Malaguti aveva il respiro regolare e non si era mosso di un millimetro.
Nei pressi del bivio per Tortorello i lampeggianti blu vorticavano sul tetto di una volate della polizia.
Istintivamente stava per frenare e invertire il senso di marcia.
I poliziotti si sarebbero insospettiti.
Proseguendo a passo d'uomo, incolonnato dietro una lunga fila, raggiunse il punto in cui scorse un groviglio di auto accartocciate da cui si levavano fiamme e un fumo denso e acre che i vigili del fuoco irroravano con le lance.
Un agente con la paletta faceva segno di accostare.
“Buonasera. Cos'è successo?”
“Buonasera” salutò l'agente della stradale, portandosi la mano alla visiera del cappello. “Un incidente. La strada è bloccata. Dovrà attendere che i veicoli vengano rimossi.”
“Sono un medico, devo raggiungere al più presto l'ospedale per un'emergenza. Devo operare un paziente in pericolo di vita.”

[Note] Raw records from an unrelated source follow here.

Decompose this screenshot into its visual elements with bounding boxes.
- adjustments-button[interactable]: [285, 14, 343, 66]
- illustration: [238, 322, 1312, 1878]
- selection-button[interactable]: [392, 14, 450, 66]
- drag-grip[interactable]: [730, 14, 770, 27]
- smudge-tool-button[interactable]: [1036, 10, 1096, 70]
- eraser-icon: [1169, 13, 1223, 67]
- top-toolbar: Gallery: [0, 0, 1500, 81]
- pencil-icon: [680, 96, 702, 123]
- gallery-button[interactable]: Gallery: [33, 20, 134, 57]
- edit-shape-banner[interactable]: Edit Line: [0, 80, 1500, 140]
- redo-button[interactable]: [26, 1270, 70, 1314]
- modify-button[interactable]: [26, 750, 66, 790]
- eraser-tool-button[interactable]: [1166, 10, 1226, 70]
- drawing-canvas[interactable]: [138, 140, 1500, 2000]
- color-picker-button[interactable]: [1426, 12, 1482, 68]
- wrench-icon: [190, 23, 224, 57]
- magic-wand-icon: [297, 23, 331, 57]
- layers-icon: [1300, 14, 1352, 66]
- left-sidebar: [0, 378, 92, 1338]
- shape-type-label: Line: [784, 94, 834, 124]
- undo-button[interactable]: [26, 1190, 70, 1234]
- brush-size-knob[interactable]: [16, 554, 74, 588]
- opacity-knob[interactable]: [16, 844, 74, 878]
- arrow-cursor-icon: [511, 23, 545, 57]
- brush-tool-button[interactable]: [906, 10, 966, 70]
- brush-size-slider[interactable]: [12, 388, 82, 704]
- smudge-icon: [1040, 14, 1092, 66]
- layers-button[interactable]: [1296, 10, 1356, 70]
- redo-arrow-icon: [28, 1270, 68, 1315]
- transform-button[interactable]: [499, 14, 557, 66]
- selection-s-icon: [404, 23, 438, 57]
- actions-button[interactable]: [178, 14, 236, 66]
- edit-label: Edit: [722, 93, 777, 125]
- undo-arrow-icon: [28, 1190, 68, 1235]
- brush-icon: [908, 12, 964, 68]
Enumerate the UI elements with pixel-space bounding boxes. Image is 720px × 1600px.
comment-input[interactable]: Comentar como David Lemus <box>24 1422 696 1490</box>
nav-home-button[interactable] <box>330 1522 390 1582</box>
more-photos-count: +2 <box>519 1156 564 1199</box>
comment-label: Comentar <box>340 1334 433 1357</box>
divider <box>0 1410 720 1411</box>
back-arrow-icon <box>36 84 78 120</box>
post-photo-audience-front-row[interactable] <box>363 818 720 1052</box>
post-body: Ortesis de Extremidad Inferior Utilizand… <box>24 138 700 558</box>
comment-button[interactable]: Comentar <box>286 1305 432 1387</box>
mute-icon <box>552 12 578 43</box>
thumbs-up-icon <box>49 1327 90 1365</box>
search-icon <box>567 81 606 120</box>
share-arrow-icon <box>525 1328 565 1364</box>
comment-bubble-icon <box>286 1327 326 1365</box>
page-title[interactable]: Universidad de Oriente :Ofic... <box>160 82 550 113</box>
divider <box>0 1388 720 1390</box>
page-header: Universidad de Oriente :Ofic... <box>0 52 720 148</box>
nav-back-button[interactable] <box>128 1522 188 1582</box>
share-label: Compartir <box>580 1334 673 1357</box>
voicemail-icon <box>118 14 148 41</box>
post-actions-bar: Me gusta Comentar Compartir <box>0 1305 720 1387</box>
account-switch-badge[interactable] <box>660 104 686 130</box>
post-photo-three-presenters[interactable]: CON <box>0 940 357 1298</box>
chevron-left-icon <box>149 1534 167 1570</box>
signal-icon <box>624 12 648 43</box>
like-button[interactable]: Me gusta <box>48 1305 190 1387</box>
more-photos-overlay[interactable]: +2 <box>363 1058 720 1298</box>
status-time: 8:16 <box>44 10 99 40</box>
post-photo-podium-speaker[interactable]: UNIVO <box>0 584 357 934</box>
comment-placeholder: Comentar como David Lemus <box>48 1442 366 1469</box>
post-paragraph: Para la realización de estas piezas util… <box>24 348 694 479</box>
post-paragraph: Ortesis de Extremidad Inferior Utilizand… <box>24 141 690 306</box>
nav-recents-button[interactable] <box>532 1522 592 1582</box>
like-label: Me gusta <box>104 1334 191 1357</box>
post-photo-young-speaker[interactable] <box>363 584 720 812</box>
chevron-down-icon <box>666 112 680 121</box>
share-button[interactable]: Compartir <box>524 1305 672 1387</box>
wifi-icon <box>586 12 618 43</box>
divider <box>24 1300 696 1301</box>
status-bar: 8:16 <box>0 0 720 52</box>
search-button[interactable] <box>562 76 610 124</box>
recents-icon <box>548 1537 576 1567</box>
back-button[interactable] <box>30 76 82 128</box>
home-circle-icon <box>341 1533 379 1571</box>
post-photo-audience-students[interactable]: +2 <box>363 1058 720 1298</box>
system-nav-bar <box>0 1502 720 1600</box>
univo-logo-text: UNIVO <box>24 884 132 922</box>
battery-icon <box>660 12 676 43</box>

“Allora faccia inversione e prosegua fino allo svincolo per Castelvecchio, dove potrà immettersi sulla provinciale 7.”
“Conosco la strada, grazie.”
L'agente lo salutò, riprese la paletta dallo stivale per bloccare un'auto che sopraggiungeva.
Svanito l'effetto dell'etere, Malaguti mugolava tentando di liberare le mani.
Sentiva un formicolio alle braccia e un cerchio alla testa.
Stava lentamente riacquistando lucidità.
Perché si trovava in quell'auto? Lo avevano rapito?
Sì, doveva trattarsi di un rapimento. Non c'era altra spiegazione.
La mente riprese a funzionare.
Negli ultimi tempi c'erano stati nella zona altri due casi di sequestri di persona. Due industriali erano finiti nelle mani dei banditi a distanza di qualche mese. Lo attendeva una lunga prigionia, nascosto in qualche grotta o in un buco scavato nella nuda terra, alimentato con pane e formaggio, legato mani e piedi a una catena in attesa che la famiglia pagasse il riscatto.
C'era però la legge che autorizzava il magistrato a disporre il sequestro cautelativo dei beni.
Un deterrente per scoraggiare l'escalation dei sequestri.
Una bella fregatura.
Chissà per quanto tempo sarebbe rimasto prigioniero, ammesso che i rapitori non lo ammazzassero prima.
Se avesse avuto fortuna, poteva capitare che la polizia s'imbattesse nella sua prigione durante una battuta.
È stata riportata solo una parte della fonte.